The Met Office said the first flake crashed into the hills above Stirling at 3.06am and was quickly followed by an onslaught which covered roofs, cars and countless thousands of slow moving children.

With snow now falling across much of the country, members of the public are being urged to remain calm, barricade their doors and sacrifice an elderly relative before disposing of the body on a large backyard bonfire that can be seen for miles.

Ministers have implemented Operation Bobsleigh, including the closure of airports, schools and local authority gritting depots, as the RAF begins targeted bombing raids over heavily populated areas.

Meanwhile on the railways, both Virgin and Network South East have warned that 93% of their older trains are about to explode.
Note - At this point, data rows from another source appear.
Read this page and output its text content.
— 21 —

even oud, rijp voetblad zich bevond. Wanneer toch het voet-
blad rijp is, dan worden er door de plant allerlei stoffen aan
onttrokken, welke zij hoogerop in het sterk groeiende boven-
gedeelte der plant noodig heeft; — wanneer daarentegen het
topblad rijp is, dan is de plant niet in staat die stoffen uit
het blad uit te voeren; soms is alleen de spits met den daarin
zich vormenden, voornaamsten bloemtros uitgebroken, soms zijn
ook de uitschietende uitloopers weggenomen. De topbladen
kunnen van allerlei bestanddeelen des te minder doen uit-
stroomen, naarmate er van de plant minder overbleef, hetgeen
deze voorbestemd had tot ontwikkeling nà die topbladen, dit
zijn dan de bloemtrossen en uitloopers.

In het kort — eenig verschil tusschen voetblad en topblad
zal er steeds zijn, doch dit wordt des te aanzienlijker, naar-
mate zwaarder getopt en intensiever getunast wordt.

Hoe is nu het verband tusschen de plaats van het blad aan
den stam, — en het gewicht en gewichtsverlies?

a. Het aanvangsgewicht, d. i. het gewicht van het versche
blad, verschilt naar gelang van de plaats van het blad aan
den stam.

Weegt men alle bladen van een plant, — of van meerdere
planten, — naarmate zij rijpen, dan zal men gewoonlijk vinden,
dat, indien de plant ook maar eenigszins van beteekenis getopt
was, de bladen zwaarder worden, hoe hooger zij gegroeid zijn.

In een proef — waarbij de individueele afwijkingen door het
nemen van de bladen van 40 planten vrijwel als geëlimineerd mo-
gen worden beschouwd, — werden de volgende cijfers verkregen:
The Home Office has also issued emergency guidelines including:

  • Shoot to kill
  • Be prepared to eat your entire cat
  • Install a large, cast-iron stove on the passenger seat of your car
  • Buy – or catch – a wolf
  • Fill EVERYTHING with hot tea
  • Hats!

At Westminster all eyes are on Gordon Brown as the beleaguered prime minister faces the first snowfall of his premiership.

A source close to Mr Brown said: "Gordon has been desperate to take on snow, head-to-head. After the floods and the foot and mouth outbreak, he sees himself very much as the Phil Collins of crisis management."

The source added: "The fightback begins now. If I was David Cameron I'd lock myself in the toilet with a Billie Piper calender and a few bags of Monster Munch."